In a featurette on the special features from the Blu-ray, William Shatner talks about how he was upset with Nicholas Meyer for breaking a promise regarding one of his lines. The line in question was when Kirk says "Let them die" during the scene when he and Spock are talking after the classified briefing. Shatner wanted to say the line, then gesture as if he didn't mean to say this, and he made Meyer promise to show this on camera. However, in the final cut, after Kirk says "Let them die", this cuts to Spock looking surprised, and only goes back to Kirk, cutting over when Kirk gestures with regret.
Michael Dorn plays Colonel Worf, the grandfather of his regular character Lieutenant Worf on Star Trek: La nouvelle génération (1987).

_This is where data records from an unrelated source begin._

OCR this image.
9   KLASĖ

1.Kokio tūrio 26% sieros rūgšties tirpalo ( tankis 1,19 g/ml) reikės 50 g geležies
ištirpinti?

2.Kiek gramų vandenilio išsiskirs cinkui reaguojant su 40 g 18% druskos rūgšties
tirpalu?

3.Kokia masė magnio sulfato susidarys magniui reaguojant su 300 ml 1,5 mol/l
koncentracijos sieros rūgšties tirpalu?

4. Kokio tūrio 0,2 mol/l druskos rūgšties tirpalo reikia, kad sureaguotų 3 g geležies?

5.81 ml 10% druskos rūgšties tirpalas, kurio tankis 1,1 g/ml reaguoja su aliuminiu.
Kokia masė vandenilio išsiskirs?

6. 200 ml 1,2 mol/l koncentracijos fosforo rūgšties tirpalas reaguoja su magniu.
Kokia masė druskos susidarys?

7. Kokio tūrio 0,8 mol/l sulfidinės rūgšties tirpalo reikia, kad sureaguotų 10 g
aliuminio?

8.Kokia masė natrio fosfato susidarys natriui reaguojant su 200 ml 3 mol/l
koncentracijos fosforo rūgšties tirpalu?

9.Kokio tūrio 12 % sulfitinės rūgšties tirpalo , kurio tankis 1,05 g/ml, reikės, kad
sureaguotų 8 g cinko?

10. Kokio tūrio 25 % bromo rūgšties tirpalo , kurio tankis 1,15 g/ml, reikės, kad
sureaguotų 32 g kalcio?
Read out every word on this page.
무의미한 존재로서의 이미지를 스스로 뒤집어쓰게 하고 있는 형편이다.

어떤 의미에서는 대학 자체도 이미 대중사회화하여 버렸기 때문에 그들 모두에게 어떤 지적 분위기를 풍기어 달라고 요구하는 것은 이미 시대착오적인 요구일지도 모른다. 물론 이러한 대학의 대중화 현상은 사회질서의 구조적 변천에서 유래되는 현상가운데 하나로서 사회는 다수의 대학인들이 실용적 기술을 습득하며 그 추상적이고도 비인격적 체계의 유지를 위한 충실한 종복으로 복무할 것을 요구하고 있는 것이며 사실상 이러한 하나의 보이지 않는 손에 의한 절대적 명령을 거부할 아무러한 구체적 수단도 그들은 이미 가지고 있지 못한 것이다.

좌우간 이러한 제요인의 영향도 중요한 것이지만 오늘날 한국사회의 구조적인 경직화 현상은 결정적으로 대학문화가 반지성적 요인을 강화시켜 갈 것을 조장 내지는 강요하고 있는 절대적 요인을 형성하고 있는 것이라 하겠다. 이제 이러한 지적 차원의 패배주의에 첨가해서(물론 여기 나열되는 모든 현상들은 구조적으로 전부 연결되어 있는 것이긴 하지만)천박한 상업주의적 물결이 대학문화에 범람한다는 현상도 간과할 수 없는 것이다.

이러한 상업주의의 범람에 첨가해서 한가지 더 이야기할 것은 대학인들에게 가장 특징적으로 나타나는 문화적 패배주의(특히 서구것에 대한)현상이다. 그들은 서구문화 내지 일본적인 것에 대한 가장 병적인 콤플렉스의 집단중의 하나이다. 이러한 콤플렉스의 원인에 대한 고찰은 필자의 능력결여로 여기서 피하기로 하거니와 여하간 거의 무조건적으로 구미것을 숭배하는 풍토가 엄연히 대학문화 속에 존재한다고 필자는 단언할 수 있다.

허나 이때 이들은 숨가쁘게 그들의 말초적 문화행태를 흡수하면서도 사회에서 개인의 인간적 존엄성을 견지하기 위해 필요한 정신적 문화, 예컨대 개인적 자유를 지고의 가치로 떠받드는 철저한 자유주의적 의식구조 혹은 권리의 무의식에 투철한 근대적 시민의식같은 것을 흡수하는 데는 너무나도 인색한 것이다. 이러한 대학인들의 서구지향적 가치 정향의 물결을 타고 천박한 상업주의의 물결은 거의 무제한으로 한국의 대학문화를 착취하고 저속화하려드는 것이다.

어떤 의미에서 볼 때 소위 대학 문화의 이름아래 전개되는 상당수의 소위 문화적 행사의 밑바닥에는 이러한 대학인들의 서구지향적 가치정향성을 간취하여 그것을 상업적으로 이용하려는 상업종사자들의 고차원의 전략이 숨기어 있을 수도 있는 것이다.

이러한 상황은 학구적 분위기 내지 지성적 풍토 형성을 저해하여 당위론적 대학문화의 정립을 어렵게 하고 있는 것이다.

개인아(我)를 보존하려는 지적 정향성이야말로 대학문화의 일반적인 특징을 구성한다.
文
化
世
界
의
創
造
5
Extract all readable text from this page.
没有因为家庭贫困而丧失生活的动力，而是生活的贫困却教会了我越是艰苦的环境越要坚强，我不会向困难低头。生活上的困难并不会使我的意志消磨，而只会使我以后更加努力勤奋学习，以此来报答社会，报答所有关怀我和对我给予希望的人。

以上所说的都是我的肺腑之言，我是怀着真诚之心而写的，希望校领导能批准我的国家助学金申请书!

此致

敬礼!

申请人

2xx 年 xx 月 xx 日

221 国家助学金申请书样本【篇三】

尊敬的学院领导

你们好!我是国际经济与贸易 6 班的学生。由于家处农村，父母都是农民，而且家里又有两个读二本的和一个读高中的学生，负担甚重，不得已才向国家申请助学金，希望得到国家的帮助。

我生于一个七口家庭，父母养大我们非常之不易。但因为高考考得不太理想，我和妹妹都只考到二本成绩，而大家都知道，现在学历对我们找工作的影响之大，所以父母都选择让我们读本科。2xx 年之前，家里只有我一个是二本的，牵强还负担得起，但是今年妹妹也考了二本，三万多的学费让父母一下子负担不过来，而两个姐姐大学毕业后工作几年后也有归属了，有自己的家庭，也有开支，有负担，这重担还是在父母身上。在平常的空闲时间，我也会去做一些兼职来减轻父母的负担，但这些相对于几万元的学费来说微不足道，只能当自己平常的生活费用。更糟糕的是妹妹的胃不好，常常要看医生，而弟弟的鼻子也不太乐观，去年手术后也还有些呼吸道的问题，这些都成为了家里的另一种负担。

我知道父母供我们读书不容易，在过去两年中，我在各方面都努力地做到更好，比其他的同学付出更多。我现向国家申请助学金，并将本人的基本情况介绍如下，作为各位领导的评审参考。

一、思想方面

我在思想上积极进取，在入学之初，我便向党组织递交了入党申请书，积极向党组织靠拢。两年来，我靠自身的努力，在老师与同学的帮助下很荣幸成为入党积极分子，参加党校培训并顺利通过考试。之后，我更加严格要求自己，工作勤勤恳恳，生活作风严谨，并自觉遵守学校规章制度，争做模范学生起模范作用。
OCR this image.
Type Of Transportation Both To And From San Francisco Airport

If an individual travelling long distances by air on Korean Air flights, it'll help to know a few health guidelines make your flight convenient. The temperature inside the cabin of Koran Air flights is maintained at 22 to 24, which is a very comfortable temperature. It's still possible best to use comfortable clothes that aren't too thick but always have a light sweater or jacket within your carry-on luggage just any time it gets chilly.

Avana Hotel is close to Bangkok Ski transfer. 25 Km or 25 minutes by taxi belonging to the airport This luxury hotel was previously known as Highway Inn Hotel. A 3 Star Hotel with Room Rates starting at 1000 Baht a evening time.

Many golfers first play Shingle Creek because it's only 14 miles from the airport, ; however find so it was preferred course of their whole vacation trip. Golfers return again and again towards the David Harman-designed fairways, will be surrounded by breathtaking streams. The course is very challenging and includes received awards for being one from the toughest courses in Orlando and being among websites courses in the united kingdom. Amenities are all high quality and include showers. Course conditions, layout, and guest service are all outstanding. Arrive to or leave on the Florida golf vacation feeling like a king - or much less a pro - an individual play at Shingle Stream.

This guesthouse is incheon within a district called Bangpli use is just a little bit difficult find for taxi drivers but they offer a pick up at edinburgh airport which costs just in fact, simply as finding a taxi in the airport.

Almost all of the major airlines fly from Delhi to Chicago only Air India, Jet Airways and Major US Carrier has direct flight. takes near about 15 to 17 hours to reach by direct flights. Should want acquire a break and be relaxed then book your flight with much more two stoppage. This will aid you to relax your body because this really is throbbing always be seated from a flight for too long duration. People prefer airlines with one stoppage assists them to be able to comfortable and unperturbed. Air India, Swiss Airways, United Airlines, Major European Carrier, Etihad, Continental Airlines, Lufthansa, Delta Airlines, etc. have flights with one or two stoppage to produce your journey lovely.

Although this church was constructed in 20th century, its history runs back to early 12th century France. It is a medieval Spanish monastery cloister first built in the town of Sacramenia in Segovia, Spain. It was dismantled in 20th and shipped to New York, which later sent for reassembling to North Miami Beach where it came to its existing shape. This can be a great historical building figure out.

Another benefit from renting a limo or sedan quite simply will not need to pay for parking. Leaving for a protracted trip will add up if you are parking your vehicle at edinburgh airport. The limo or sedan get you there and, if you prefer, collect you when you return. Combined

Frankie & Johnny (1991) was being filmed in the same studio, and required Al Pacino to have a surprised expression on his face after opening a door. Director Garry Marshall arranged for Kirk (William Shatner) and Spock (Leonard Nimoy) to be on the other side of the door that Pacino opened.
Christian Slater wore the trousers made for William Shatner in Star Trek II : La Colère de Khan (1982). "It was an honor to get into Shatner's pants", he quipped during a BBC interview.
Nichelle Nichols objected to the scene in which the crew desperately searches through old printed Klingon translation dictionaries in order to speak the language without the standard universal translator being used. It seemed more logical to her that Uhura, being the ship's chief communications officer, would know the language of the Federation's main enemy, or at least have the appropriate information in the computer. However, Nicholas Meyer bluntly overruled her. Probably in response to this discrepancy, Uhura specializes in xenolinguistics in Star Trek (2009) where she intercepts and translates a Klingon communication, and speaks fluent Klingon in Star Trek Into Darkness (2013).
Nicholas Meyer: [Sherlock Holmes] Spock tells the crew, "An ancestor of mine maintained that if you eliminate the impossible, whatever remains, however improbable, must be the solution." The "ancestor" Spock quotes is Sherlock Holmes, another fictional character well-versed in logic. Holmes, created by Sir Arthur Conan Doyle, is often used as a role model for characters in the Star Trek Universe, e.g. Data in Star Trek: La nouvelle génération (1987). Leonard Nimoy and Christopher Plummer have both played Holmes on stage and screen. Nicholas Meyer wrote several Sherlock Holmes "pastiche" novels, including "The Seven-Per-Cent Solution", considered by many to be the best non-Doyle story of Sherlock Holmes. Spock, played by Zachary Quinto, also quotes the "eliminate the impossible" maxim in Star Trek (2009).